While there is no known immediate health hazard from eating contaminated fish from any body of water in Illinois, there are concerns about the effects of long-term, low level exposure to pesticides and chemicals, such as chlordane, polychlorinated biphenyls (PCBs), and methylmercury.  Methylmercury has been found to cause reproduction damage and have adverse effects on the central nervous system, including developmental delays.

The statewide mercury advisory cautions sensitive populations to eat no more than one meal per week of predator fish, which pose a greater risk because they feed on other fish and accumulate higher amounts of methylmercury.  Predator fish include all species of black bass, (largemouth, smallmouth, and spotted) striped bass, white bass, flathead catfish, muskellunge, northern pike, saugeye, sauger, and walleye.

Local bodies of water that are included in the statewide mercury advisory are Lake Sara in Effingham County, the Little Wabash River and tributaries and the Pana Lake.

For fish that may contain PCBs and chlordane, The advisory provides consumption advice in five categories - unlimited consumption, no more than one meal per week, no more than one meal per month, no more than six meals per year and do not eat.

Anglers who vary the type of source of sport fish consumed - opting for younger, smaller fish, and consuming leaner species such as walleye and panfish over fatty species such as carp and catfish, and who prepare and cook fish in ways that reduce the amount of contaminates - can limit their exposure to harmful substances that may be found in fish.

Several ways to reduce any PCBs and chlordane present in edible portions of fish include:

*Remove the skin from the fillet and cut away any fatty tissue from the belly and dorsal areas before cooking.
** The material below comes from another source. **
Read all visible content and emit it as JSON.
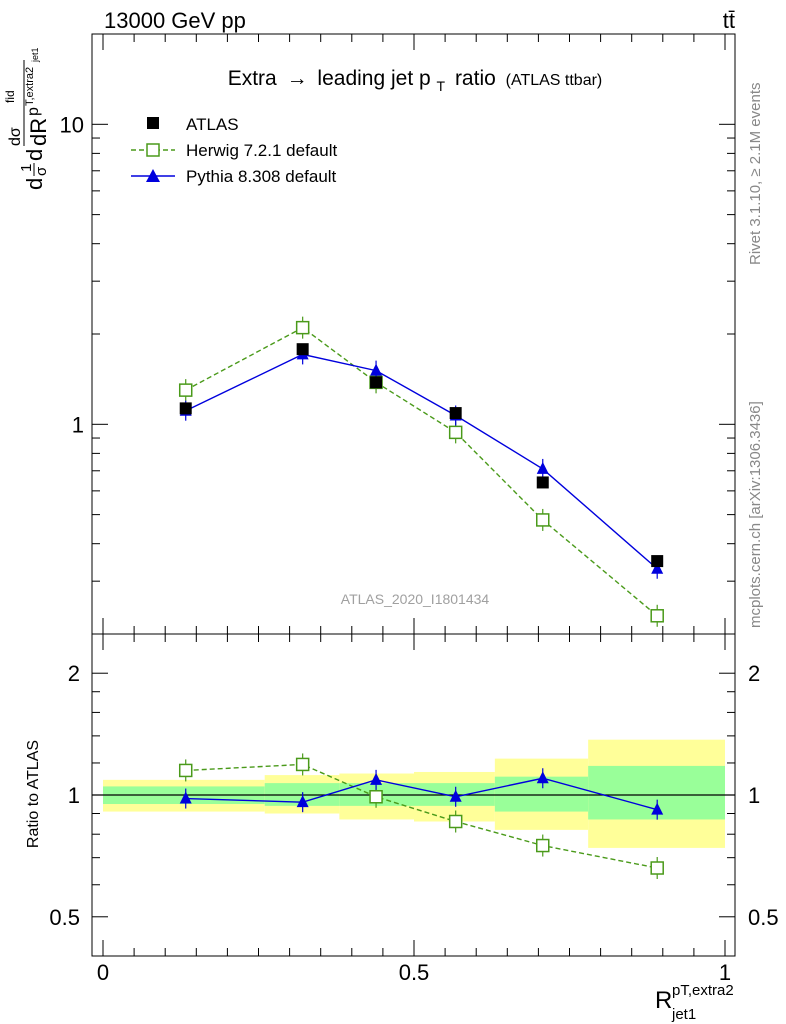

*Broil, bake or grill in a way that allows fat to drip away.

*Discard fat drippings or broth from broiled or poached fish.  Do not use in other dishes.

These precautions will not reduce the amount of methylmercury in fish.  Mercury is found throughout a fish’s tissue (the edible part of the fish) rather than fat and skin.  Therefore, the only way to reduce intake is to reduce the amount of contaminated fish eaten.